Learn to Disguise: Avoid Refusal Responses in LLM's Defense via a Multi-agent Attacker-Disguiser Game
Qianqiao Xu, Zhiliang Tian, Hongyan Wu, Zhen Huang, Yiping Song, Feng Liu, Dongsheng Li
TL;DR
The paper tackles the vulnerability of traditional safety defenses in LLMs, where outright rejection can be exploited by attackers. It introduces a multi-agent attacker–disguiser framework that leverages in-context learning and curriculum learning to produce safe yet disguised responses, framed as a zero-sum game optimized via Minimax Q-learning. Four roles—attacker, disguiser, safety evaluator, and disguise evaluator—interact cyclically to generate and assess enhanced samples, converging to a Nash equilibrium where defense intent remains concealed while safety is maintained. Experimental results on GPT-3.5 and GPT-4 show higher proportions of disguised, safe responses compared to baselines, demonstrating robustness and adaptability to black-box models without modifying underlying parameters.
Abstract
With the enhanced performance of large models on natural language processing tasks, potential moral and ethical issues of large models arise. There exist malicious attackers who induce large models to jailbreak and generate information containing illegal, privacy-invasive information through techniques such as prompt engineering. As a result, large models counter malicious attackers' attacks using techniques such as safety alignment. However, the strong defense mechanism of the large model through rejection replies is easily identified by attackers and used to strengthen attackers' capabilities.
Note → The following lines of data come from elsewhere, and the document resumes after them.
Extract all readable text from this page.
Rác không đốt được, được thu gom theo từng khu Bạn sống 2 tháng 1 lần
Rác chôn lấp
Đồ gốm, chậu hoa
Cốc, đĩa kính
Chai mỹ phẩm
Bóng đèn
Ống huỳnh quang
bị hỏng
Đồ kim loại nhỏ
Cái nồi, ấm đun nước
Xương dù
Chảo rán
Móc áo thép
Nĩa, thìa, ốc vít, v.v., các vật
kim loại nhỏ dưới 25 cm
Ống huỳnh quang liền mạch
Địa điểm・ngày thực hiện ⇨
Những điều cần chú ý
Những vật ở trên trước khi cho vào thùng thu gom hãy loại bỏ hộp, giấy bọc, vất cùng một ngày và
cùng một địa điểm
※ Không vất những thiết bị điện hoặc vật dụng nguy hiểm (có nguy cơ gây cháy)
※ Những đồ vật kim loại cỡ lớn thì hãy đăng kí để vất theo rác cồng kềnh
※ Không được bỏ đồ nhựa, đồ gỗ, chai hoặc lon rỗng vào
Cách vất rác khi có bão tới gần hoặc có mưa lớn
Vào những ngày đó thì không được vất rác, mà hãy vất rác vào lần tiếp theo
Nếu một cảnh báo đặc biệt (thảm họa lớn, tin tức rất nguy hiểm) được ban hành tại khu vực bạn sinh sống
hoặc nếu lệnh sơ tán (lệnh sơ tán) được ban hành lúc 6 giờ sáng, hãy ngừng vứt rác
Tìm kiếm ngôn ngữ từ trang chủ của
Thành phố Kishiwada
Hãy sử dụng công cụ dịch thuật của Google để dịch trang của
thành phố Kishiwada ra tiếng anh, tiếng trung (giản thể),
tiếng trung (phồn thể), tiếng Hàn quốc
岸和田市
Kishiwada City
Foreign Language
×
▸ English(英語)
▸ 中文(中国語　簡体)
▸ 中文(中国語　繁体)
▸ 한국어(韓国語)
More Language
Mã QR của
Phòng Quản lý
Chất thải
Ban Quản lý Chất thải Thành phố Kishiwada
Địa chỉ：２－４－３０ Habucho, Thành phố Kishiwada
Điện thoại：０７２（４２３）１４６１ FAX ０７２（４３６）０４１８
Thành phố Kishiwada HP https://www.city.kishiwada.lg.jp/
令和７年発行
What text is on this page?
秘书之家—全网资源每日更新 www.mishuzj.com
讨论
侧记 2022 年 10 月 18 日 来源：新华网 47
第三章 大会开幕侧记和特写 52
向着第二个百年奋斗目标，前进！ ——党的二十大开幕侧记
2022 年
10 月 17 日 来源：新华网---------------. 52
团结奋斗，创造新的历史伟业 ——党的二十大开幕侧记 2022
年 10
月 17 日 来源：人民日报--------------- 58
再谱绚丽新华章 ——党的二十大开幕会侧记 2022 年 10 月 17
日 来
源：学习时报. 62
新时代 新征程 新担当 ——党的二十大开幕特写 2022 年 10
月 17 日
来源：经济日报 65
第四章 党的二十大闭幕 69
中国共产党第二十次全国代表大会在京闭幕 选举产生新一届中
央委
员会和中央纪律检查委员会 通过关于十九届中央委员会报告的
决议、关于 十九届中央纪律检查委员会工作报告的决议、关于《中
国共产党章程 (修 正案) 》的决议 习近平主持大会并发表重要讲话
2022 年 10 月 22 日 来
In this paper, we propose a multi-agent attacker-disguiser game approach to achieve a weak defense mechanism that allows the large model to both safely reply to the attacker and hide the defense intent. First, we construct a multi-agent framework to simulate attack and defense scenarios, playing different roles to be responsible for attack, disguise, safety evaluation, and disguise evaluation tasks. After that, we design attack and disguise game algorithms to optimize the game strategies of the attacker and the disguiser and use the curriculum learning process to strengthen the capabilities of the agents. The experiments verify that the method in this paper is more effective in strengthening the model's ability to disguise the defense intent compared with other methods. Moreover, our approach can adapt any black-box large model to assist the model in defense and does not suffer from model version iterations.